A number of African countries including Ghana, Benin, Kenya and Namibia scrapped visa requirements from 2016 with Ethiopia being the latest, joining the list of African countries (pdf), that have loosened or scrapped visa requirements altogether. However, countries like South Africa, and now Tanzania, continue to show the continent’s visa double standard, remaining largely closed to other Africans but more welcoming to the wider world.
Seychelles, the first African country with a passport that is able to travel visa-free (including visa on arrival) to the most countries, and the only nation where visa-free travel is open to all Africans, ranks 25th (previously 24th) globally with access to 152 destinations. The top five African countries with the most access include: Mauritius which ranks 31st (previously 28th) with 146 destinations, South Africa which ranks 52th (previously 50th) with 102 destinations, Botswana which ranks 63rd (previously 61st) with 81 destinations, and Namibia, 69th (previously 66th) with access to 76 destinations.
Singapore which ranked first on the global list and could access as many as 189 countries was tied with Japan but has now been overtaken by the Asian country. The Japanese passport is now the strongest in the world, according to the new Passport Index Ranking by law firm Henley & Partners released Tuesday. Its citizens can travel without a visa or gain a visa on arrival in 190 destinations after the country gained visa-free access to Myanmar earlier this year.
Germany moved down from 2nd place with France and South Korea joining at 3rd place, all with visa-free access to 188 destinations. Sweden is among countries in 4th place with access to 187 destinations while the United Kingdom and United States which previously ranked 4th with 186 destinations now rank 5th. Canada (formerly 5th) is among countries ranked 6th with 185 destinations.
“As the world economy has become increasingly globalized, the need for greater visa-free access has grown steadily,” a statement by Henley reads on the website which also has a search engine for which countries your passport can access. “Across the economic spectrum, individuals want to transcend the constraints imposed on them by their country of origin and access business, financial, career, and lifestyle opportunities on a global scale.”
However, the reality of a borderless continent still seems far off for Africans.

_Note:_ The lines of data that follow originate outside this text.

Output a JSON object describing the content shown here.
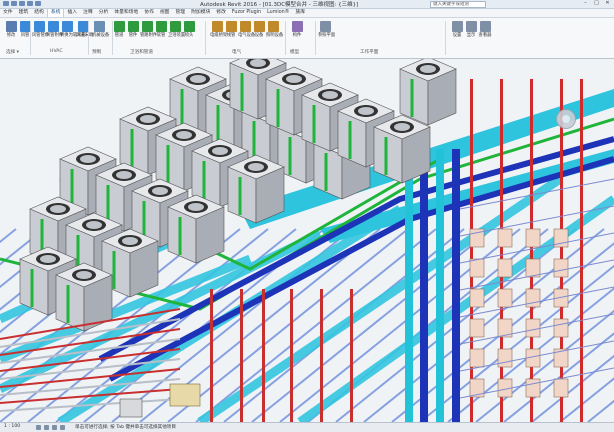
{
  "window": {
    "title": "Autodesk Revit 2016 - [01.3DC模型合并 - 三维视图: {三维}]",
    "search_placeholder": "键入关键字或短语"
  },
  "menu": {
    "tabs": [
      {
        "label": "文件"
      },
      {
        "label": "建筑"
      },
      {
        "label": "结构"
      },
      {
        "label": "系统"
      },
      {
        "label": "插入"
      },
      {
        "label": "注释"
      },
      {
        "label": "分析"
      },
      {
        "label": "体量和场地"
      },
      {
        "label": "协作"
      },
      {
        "label": "视图"
      },
      {
        "label": "管理"
      },
      {
        "label": "附加模块"
      },
      {
        "label": "修改"
      },
      {
        "label": "Fuzor Plugin"
      },
      {
        "label": "Lumion®"
      },
      {
        "label": "族库"
      }
    ]
  },
  "ribbon": {
    "buttons": [
      {
        "label": "修改",
        "color": "#5a7db0"
      },
      {
        "label": "风管",
        "color": "#3b8ad9"
      },
      {
        "label": "风管管件",
        "color": "#3b8ad9"
      },
      {
        "label": "风管附件",
        "color": "#3b8ad9"
      },
      {
        "label": "转换为软风管",
        "color": "#3b8ad9"
      },
      {
        "label": "风道末端",
        "color": "#3b8ad9"
      },
      {
        "label": "机械设备",
        "color": "#6a8fb5"
      },
      {
        "label": "管道",
        "color": "#2f9a3e"
      },
      {
        "label": "管件",
        "color": "#2f9a3e"
      },
      {
        "label": "管路附件",
        "color": "#2f9a3e"
      },
      {
        "label": "软管",
        "color": "#2f9a3e"
      },
      {
        "label": "卫浴装置",
        "color": "#2f9a3e"
      },
      {
        "label": "喷头",
        "color": "#2f9a3e"
      },
      {
        "label": "电缆桥架",
        "color": "#c08a2b"
      },
      {
        "label": "线管",
        "color": "#c08a2b"
      },
      {
        "label": "电气设备",
        "color": "#c08a2b"
      },
      {
        "label": "设备",
        "color": "#c08a2b"
      },
      {
        "label": "照明设备",
        "color": "#c08a2b"
      },
      {
        "label": "构件",
        "color": "#8a6fb5"
      },
      {
        "label": "参照平面",
        "color": "#7f8fa5"
      },
      {
        "label": "设置",
        "color": "#7f8fa5"
      },
      {
        "label": "显示",
        "color": "#7f8fa5"
      },
      {
        "label": "查看器",
        "color": "#7f8fa5"
      }
    ],
    "groups": [
      {
        "label": "选择 ▾"
      },
      {
        "label": "HVAC"
      },
      {
        "label": "预制"
      },
      {
        "label": "卫浴和管道"
      },
      {
        "label": "电气"
      },
      {
        "label": "模型"
      },
      {
        "label": "工作平面"
      }
    ]
  },
  "statusbar": {
    "scale": "1 : 100",
    "hint": "单击可进行选择; 按 Tab 键并单击可选择其他项目"
  }
}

So far, only heads of state and AU officials are being considered for the AU passport documents, and the cost of cross-border travel is still prohibitively expensive for most travelers with very few flights that directly connect African cities. Traveling to Europe can cost the same or even less than between two African capitals in the same region.
“The free movement of people on our continent has always been a cornerstone of Pan-African brotherhood and fraternity,” Kenyatta said during his inauguration for a second term in office, while announcing that Africans who wish to visit Kenya will be eligible to receive a visa on arrival. “The freer we are to travel and live with one another, the more integrated and appreciative of our diversity, we will become.”
Somalia, the last African country on the list, ranks 105th (previously 101st) globally with visa-free access to just 32 countries. The country’s passport comes after Libya and South Sudan tied at 100th (prev. 96th) with access to 41 countries, and Eritrea and Sudan tied at 102nd (prev. 98th) with access to 39 destinations.